Без работы | Страница: 25

  • Georgia
  • Verdana
  • Tahoma
  • Symbol
  • Arial
16
px

Постепенно перед ошарашенным Павлом разворачивалась мрачная, полная страшных опасностей, дикая, какая-то средневековая жуть.

— Положим, ты получил у цыган эти диски, — откровенничал бомж, — и случайно их прохрюкал. Цыгане же успокаивают, мол, не тронем, мол, отработаешь. А на деле берут тебя в рабство. Могут продать.

— И вы хотели, чтобы я взял цыганские диски? — в ужасе округлив глаза, спрашивал Павел.

— Я ничего не хотел, — отвечал бомж Геннадий.

— Так вы же мне только что предлагали.

— Мало ли я предлагал. Тебе говорят, а ты думай. На то голова на плечах.

— Но я вам доверился!

— Доверяй, но проверяй, — ухмыльнулся в свою черную бороду хитрый старик. — У нас тут задача — выжить и, если мозгов хватит, руки нагреть.

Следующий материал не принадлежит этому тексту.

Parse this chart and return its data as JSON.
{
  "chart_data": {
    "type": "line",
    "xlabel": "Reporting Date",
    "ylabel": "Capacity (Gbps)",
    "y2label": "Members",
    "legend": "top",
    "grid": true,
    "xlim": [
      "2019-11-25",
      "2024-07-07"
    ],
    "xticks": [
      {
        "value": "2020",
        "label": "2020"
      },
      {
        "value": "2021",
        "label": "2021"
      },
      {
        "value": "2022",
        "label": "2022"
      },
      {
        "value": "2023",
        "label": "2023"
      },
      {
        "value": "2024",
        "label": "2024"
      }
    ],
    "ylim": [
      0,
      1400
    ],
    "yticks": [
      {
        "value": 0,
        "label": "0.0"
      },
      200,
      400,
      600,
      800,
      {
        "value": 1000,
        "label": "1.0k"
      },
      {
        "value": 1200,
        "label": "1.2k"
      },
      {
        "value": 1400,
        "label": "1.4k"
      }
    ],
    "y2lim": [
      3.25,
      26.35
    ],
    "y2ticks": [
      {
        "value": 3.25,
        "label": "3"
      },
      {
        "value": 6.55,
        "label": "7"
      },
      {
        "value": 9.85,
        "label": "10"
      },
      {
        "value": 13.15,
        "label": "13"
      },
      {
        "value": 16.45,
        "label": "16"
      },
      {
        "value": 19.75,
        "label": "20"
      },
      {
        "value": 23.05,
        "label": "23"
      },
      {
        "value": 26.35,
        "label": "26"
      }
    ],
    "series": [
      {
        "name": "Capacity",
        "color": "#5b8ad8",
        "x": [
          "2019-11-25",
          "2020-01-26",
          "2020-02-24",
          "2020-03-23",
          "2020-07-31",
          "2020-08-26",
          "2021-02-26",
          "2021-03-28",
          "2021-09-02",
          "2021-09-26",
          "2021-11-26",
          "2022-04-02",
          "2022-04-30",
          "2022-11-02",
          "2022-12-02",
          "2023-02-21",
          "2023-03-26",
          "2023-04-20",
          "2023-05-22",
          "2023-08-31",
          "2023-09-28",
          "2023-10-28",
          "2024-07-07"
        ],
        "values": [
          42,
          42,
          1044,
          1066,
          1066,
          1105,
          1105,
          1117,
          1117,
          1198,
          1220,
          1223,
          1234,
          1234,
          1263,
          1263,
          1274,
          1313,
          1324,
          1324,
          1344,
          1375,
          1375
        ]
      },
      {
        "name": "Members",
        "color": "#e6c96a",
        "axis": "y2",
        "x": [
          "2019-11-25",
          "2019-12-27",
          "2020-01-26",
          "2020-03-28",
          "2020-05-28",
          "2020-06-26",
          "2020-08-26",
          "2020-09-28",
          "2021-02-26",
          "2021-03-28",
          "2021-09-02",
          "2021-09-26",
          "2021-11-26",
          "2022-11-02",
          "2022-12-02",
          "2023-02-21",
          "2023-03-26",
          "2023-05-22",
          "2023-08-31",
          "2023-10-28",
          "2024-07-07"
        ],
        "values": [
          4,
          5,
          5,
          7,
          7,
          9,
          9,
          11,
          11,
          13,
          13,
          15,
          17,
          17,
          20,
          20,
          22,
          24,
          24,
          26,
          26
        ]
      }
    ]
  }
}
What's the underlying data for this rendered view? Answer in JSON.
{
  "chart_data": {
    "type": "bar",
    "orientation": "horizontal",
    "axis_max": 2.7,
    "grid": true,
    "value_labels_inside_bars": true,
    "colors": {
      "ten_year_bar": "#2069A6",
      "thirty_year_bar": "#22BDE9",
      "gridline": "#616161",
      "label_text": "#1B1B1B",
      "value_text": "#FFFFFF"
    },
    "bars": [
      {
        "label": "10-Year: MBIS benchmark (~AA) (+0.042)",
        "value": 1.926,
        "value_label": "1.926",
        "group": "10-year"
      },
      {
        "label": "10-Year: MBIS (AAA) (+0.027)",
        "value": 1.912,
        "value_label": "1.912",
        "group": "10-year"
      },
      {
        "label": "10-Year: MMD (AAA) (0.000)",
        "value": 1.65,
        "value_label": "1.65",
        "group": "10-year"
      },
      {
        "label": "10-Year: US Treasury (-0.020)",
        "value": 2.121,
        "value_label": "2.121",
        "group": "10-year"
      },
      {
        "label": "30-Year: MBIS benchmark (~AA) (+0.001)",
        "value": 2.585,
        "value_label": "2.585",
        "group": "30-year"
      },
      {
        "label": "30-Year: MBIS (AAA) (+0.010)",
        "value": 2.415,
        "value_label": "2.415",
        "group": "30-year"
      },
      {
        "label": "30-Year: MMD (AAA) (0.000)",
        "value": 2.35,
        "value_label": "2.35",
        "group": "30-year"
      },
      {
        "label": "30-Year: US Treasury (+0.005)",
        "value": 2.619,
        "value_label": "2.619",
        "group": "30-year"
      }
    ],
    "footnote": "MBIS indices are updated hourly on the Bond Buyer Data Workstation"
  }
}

— А что такое труба? Где это? — немного успокоившись, задал давно вертевшийся на языке вопрос Павел.

— Труба она есть труба. Вернее сказать, трубы, потому что их много. Находятся они в зоне отчуждения, на задворках Ярославского вокзала. Это последнее место, где можно согреться, когда идти уже некуда. Целый город — столица бродяг.

— Мне столько страстей рассказывали про эту трубу, — сказал Павел.

— Каких страстей? — презрительно хмыкнул Геннадий.

— Ну, к примеру, если там побываешь, то нормальным уже не воротишься. Убить могут ни за что. Да вы же сами мне толковали.

— Ничего я тебе такого не толковал, — рассердился старик. — Да, можно прожечь мясо до кости, если пьяный забудешь расстелить картон на трубе. Она горячая, как раскаленная сковорода. Снизу жаришься, сверху мерзнешь. А убить тебя и здесь могут.

— А как же зловещие призраки? — не унимался Крючков. — Говорят, они выходят оттуда вместе с туманом.

Лицо Геннадия перекосилось, он засвистел кривым носом, затрясся мелкой дрожью от тихого хохота.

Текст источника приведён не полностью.